Medical assistance was provided only for the sake of appearances and propaganda.
9. Was there any possibility of getting in contact with one’s country and family?
Political prisoners weren’t allowed to write to the home country and to their families. We had news only from people who came in transports from Poland at a later time, but I didn’t have any news concerning my family.
10. When were you released and how did you get through to the Polish Army?
I was released from [illegible] when the Polish-Soviet agreement was signed. After my release, I was given a choice: join the Red Army or go for free labor. They didn’t tell me that the Polish Army was being raised, but I learned along the way that there was a Polish post in Buzuluk, so I went there and was admitted. My journey lasted from 15 September to 15 October 1941; I didn’t receive anything for the journey, I had to survive by my own wits. They did this on purpose, to make it more difficult for us to reach our authorities.
16 March 1943
I am appending a description of the elections.

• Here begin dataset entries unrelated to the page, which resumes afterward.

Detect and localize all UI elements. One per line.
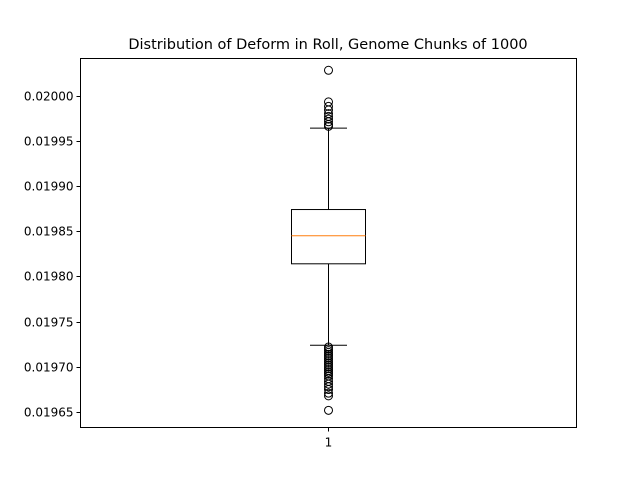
- y-tick-label: 0.01990: [24, 180, 74, 194]
- outlier-point: [324, 101, 333, 111]
- outlier-point: [324, 385, 333, 395]
- x-tick-label: 1: [325, 436, 333, 450]
- outlier-point: [324, 121, 333, 131]
- outlier-point: [324, 391, 333, 401]
- y-tick-label: 0.01995: [24, 135, 74, 149]
- interquartile-box: [291, 209, 366, 265]
- y-tick-label: 0.02000: [24, 90, 74, 104]
- y-tick-label: 0.01970: [24, 361, 74, 375]
- plot-area-frame: [80, 58, 577, 428]
- chart-title: Distribution of Deform in Roll, Genome C…: [128, 37, 527, 53]
- outlier-point: [324, 114, 333, 124]
- outlier-point: [324, 65, 333, 75]
- outlier-point: [324, 405, 333, 415]
- y-tick-label: 0.01980: [24, 270, 74, 284]
- y-tick-label: 0.01975: [24, 316, 74, 330]
- outlier-point: [324, 379, 333, 389]
- outlier-point: [324, 388, 333, 398]
- x-axis: 1: [325, 427, 333, 450]
- outlier-point: [324, 117, 333, 127]
- y-tick-label: 0.01985: [24, 225, 74, 239]
- outlier-point: [324, 382, 333, 392]
- outlier-point: [324, 105, 333, 115]
- plot-marks: [291, 65, 366, 415]
- y-tick-label: 0.01965: [24, 406, 74, 420]
- y-axis: 0.01965 0.01970 0.01975 0.01980 0.01985 0.019…: [24, 90, 81, 420]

Two months before the elections, political commissars came to cities, towns and villages to conduct a campaign; they said that there was no justice in Poland, that a landowner could kill a peasant and bear no responsibility, that in the Soviet Union everybody could go to school free of charge, that there was equal pay for a laborer and a person working in the highest office, that the lower orders were not taken advantage of, and that this wasn’t to be found in any bourgeois state, only in the Soviet Union was there justice and equality for all classes, and that we could vote for whomever we wanted. When the day of the elections came, they appointed candidates and told us to vote. Those who didn’t vote were arrested. If you were sick, a politrabotnik [political worker] would come, give you a ballot and order you to put it in the box, and there was a soldier with a rifle by that box. If someone crossed out or tore the ballot, he was arrested on the spot.
I am also submitting a description of delivering judgements. Two NKVD men were sitting at the table, and the third, a higher ranking NKVD official, read out a verdict that had been passed in absentia: “Osobaya [illegible] osudit tiebia zaochno srok 5 – 8 – 10 let ispravitel’no- trudovye lagerya kak sotsial’no opasnyy element dlya Sovetskogo Soyuza, pochatok kary od dnya wyroka” [sentenced to 5 – 8 – 10 years of Gulag camps as a “socially resistant” element, with the punishment beginning on the day the sentence was delivered]. They ordered you to sign it, and such a verdict was legally binding.